Many useful Guiguts features depend on knowing where the text from each page-image begins and ends. Initially, this data comes from the page-separator lines in the downloaded text file. These lines look like:
-----File: 007.png---\LarryBob\Flewts\-------------------------------------
When Guiguts loads a file and does not find a .bin file with the same name, it scans the text looking for these lines. If they exist, Guiguts records the page-image number and filename for every page, along with the names of the first- and second-round proofers.

The scan for page-separator lines can take several seconds, for a large file on a slow machine. If you do not want Guiguts to make this scan by default, you can disable it in the Preferences menu. You can request a scan for separators at any time using File>Set Page Markers.

The page-separator lines are not a permanent part of the book. Part-way through the post-proofing workflow you tell Guiguts to delete them. In order to be able to keep track of page-image boundaries after the visible separator lines have been deleted, Guiguts records the boundary points in a separate file called filename.bin. The .bin file also holds other "metadata" about the file, such as the bookmarks you have set. But the most important and voluminous data in the .bin file is a list of the page boundary locations as offsets in the text, along with the other data from the page separator lines.
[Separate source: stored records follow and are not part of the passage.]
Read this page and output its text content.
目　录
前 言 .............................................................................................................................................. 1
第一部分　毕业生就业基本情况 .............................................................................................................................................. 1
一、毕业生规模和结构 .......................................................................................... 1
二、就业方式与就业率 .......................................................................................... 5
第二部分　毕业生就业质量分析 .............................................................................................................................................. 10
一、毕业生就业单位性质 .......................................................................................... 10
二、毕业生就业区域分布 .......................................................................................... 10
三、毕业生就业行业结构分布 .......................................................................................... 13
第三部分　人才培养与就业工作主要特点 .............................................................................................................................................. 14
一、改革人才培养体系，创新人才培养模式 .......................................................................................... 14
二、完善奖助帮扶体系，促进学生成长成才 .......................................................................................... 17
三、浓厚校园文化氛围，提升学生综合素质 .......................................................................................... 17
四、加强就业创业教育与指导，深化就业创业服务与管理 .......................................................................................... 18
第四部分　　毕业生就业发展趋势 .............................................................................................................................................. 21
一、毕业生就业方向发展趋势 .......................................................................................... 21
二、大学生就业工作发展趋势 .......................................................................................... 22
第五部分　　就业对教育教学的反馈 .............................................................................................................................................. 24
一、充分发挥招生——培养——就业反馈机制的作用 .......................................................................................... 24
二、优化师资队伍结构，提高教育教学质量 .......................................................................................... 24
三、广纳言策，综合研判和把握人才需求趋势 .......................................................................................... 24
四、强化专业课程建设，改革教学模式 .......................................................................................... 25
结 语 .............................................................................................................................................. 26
The .bin file is written every time you save the file. When you move a file from one folder to another, you need to move its matching .bin file also. If you do not, Guiguts cannot load your bookmarks and data on page boundaries and proofers.

You can tell when Guiguts lacks page-boundary information: after the file is open and you click in it, the status bar should display the Page nnn and See Image buttons. If it does not, there was no .bin file or it was not readable.

If you lose the .bin file after you have cleared the page separator lines, there is no good way to recover the data. You can select File>Guess Page Markers, which generates some page boundaries at fixed intervals of text lines, but these are unlikely to correspond to the original pages.